Convidei-a pra se sentar na área externa, mas ela negou com a cabeça.
- Por que
não? Algum problema? – Perguntei e percebi que ela ficou meio cabisbaixa.
- Áreas
externas não me trazem boas lembranças. – Ela respondeu e logo me lembrei que
foi exatamente em uma daquelas em que terminamos.
- Pra mim também não. – Pensei em trocar de
assunto rápido, mas ela me interrompeu ao abraçar outro cara.
- Oi amor –
Ela disse dando um selinho em seus lábios e nos apresentando rapidamente. – Foi
ótimo te rever João, mas preciso ir. Até qualquer dia! – Ela disse se
despedindo com outro beijo na bochecha, senti aquele local arder... De saudade.
- Foi ótimo
te rever também... Até!
Voltei ao
local onde meu amigo estava e notei que ele gargalhava sozinho. Devia estar
achando toda aquela situação muito engraçada...
- Desculpa,
mas parece que ela já tem dono – Ele disse rindo e logo se afastou.
Fiquei
parado ali, sem me mexer e cercado por pessoas desconhecidas.
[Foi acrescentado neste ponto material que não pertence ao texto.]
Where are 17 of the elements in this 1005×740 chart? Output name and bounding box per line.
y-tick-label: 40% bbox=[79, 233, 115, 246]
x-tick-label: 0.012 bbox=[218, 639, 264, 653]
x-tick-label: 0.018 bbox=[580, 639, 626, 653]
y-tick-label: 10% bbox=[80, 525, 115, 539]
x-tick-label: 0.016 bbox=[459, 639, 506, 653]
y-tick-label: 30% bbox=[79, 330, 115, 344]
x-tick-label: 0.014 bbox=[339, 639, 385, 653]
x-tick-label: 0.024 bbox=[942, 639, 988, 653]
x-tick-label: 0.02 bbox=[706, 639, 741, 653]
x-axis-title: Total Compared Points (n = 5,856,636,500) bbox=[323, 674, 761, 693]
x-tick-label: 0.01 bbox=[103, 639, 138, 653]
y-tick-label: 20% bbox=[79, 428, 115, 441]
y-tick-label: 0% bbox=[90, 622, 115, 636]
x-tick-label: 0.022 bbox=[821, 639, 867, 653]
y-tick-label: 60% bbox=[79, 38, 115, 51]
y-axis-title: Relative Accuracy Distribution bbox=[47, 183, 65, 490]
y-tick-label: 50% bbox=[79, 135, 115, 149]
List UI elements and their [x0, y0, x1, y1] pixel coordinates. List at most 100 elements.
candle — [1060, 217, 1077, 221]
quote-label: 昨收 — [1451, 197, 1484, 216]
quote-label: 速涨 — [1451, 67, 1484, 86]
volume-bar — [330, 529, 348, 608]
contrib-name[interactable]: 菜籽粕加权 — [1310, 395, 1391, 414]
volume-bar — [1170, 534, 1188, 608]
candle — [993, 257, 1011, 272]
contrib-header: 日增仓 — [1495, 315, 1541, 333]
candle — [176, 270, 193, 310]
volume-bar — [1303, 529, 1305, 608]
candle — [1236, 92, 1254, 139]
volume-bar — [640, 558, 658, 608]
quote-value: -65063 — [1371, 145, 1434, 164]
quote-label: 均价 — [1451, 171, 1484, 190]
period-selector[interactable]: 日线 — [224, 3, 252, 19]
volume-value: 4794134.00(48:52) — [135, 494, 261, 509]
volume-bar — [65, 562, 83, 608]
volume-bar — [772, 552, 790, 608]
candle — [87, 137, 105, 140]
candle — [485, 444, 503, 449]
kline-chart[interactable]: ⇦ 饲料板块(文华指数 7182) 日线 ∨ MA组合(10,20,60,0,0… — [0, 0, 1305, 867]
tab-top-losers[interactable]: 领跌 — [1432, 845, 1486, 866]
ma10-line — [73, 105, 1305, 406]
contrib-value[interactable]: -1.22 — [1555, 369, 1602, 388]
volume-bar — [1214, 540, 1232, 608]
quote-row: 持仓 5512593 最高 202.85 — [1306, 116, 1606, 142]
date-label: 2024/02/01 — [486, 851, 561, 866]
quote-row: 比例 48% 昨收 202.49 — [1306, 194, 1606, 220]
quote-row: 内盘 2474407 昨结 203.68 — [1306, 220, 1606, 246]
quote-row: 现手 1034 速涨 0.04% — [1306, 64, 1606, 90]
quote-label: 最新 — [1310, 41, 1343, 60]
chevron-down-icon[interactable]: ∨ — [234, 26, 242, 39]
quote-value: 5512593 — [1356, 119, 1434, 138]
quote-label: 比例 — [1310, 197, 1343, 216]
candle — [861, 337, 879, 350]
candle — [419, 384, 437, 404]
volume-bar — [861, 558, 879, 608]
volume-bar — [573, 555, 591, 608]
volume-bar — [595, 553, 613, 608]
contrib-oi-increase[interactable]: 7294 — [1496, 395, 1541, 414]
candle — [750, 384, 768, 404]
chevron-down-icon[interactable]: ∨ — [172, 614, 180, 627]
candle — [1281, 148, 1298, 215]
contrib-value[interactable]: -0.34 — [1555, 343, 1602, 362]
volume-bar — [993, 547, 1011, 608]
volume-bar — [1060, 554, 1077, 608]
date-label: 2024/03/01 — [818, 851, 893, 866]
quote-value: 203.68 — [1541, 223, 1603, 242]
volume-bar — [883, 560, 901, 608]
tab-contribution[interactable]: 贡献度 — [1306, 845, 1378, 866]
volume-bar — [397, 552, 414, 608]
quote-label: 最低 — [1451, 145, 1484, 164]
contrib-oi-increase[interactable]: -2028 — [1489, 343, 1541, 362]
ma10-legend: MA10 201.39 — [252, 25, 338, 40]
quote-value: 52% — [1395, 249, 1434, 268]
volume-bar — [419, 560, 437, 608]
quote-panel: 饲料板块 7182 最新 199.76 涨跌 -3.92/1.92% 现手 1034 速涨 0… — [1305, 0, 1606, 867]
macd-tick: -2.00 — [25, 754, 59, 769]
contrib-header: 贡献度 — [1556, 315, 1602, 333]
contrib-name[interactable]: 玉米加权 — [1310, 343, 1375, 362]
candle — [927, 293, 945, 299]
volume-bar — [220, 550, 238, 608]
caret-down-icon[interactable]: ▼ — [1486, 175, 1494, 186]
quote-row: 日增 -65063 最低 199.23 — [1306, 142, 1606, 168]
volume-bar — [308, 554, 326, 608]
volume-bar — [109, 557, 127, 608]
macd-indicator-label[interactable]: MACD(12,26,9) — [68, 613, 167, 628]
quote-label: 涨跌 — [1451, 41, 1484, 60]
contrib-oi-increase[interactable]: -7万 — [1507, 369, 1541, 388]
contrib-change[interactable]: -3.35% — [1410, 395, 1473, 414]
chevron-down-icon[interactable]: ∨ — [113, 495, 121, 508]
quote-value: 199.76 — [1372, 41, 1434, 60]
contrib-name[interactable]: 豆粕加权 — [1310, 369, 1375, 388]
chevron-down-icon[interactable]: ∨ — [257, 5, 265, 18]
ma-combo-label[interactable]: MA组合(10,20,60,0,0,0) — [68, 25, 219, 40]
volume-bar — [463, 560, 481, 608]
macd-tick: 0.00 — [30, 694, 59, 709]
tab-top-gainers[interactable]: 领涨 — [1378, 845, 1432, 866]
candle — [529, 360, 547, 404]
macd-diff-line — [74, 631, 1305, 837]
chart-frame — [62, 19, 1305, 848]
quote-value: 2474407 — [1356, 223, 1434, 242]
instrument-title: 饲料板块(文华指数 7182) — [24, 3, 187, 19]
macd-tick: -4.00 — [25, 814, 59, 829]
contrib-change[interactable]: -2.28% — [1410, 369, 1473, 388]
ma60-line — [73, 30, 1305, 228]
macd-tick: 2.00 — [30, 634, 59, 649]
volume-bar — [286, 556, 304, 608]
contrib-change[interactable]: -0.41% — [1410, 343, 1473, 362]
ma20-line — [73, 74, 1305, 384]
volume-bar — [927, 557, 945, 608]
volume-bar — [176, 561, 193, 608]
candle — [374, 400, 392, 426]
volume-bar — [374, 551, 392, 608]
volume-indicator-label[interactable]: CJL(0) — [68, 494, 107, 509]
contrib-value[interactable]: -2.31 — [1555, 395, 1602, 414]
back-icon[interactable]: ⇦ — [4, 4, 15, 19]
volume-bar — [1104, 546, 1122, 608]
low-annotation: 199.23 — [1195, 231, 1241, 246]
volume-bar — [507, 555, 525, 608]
Ela realmente
estava seguindo em frente... Caminhei até o estacionamento e entrei no carro,
subitamente lágrimas começaram a deslizar pelo meu rosto. Era a primeira vez
que eu estava chorando por uma garota. Infelizmente não era uma garota
qualquer. Percebi que ela e o namorado também estavam ali no estacionamento, me
afundei um pouco no banco pra não ser visto. Eles se beijavam como se tivessem
se despedindo. Depois de alguns minutos ela entrou em um carro e ele entrou em
outro. Esperei com que ele desse partida e corri até o carro dela.
- Jéssica –
Bati de leve no vidro.
- Tá louco?
Você me assustou! – Ela disse rindo e abaixando o mesmo. – O que você quer?
- Queria te
fazer uma pergunta – Falei ficando sério, o que a fez ficar também.
- Claro,
pode falar.
- Me
responda com sinceridade... Você acha que eu sou capaz de ser amado outra vez? –
Ela pareceu surpresa, mas logo suspirou e começou a falar.
- Você só
será capaz de ser amado quando decidir amar, João. No meu caso eu te amei
sozinha, mas logo descobri que tudo que tínhamos não passava de uma grande
mentira. E isso vai acontecer milhares de outras vezes se você permitir que as
pessoas se apaixonem por você sem ser realmente retribuídas. Você vai viver sua
vida como uma eterna mentira, não enganando as outras mulheres, mas enganando a
si mesmo. Porque essas meninas vão crescer como eu cresci, vão arranjar outras
pessoas e serão amadas de um jeito que você nunca foi capaz de amar. Elas irão
te superar dia após dia, até o rancor elas irão esquecer e só o que vai sobrar
são as lembranças. Algumas dolorosas, outras felizes. Então sim... Acredito que
você é capaz de ser amado outra vez, mas só se você se permitir amar também.
-
Obrigado... – Disse lutando pra que mais lágrimas não caíssem. – Você me
perdoa?
- Eu te perdôo.
– Ela sorriu e meu coração acelerou. – Espero que você seja feliz e que consiga
encontrar alguém que te proporcione isso.
-
Jéssica... Só mais uma coisa, eu te fiz feliz? – Perguntei, ela suspirou
novamente.
-
Sinceramente? Não. Não do jeito que eu merecia. Eu te amei tanto, João. Você me
fez olhar nos seus olhos e acreditar em que cada palavra que dizia, isso ainda
dói bastante. Realmente espero que tu não cometa este erro outra vez. Não diga
o que não sente, está bem?
- Entendi.
Obrigado mais uma vez. Tenho certeza que se eu tivesse percebido isso antes os
nossos dois anos e meio teriam sido os melhores anos da minha vida. Mas eu não
soube aproveitar e enxergar isso, então realmente espero que aquele cara te
faça feliz. Mas se ele não fizer... Saiba que eu pretendo fazer.
- Mesmo que
não dê certo com ele, João, eu não vou mais voltar pra você. O nosso tempo já
deu, ok? Está na hora de você dar chance a outras garotas. Não vou relembrar de
quem você foi, quero me surpreender com quem você ainda será. Agora preciso ir,
já está ficando tarde. Espero ter respondido as suas perguntas de forma certa.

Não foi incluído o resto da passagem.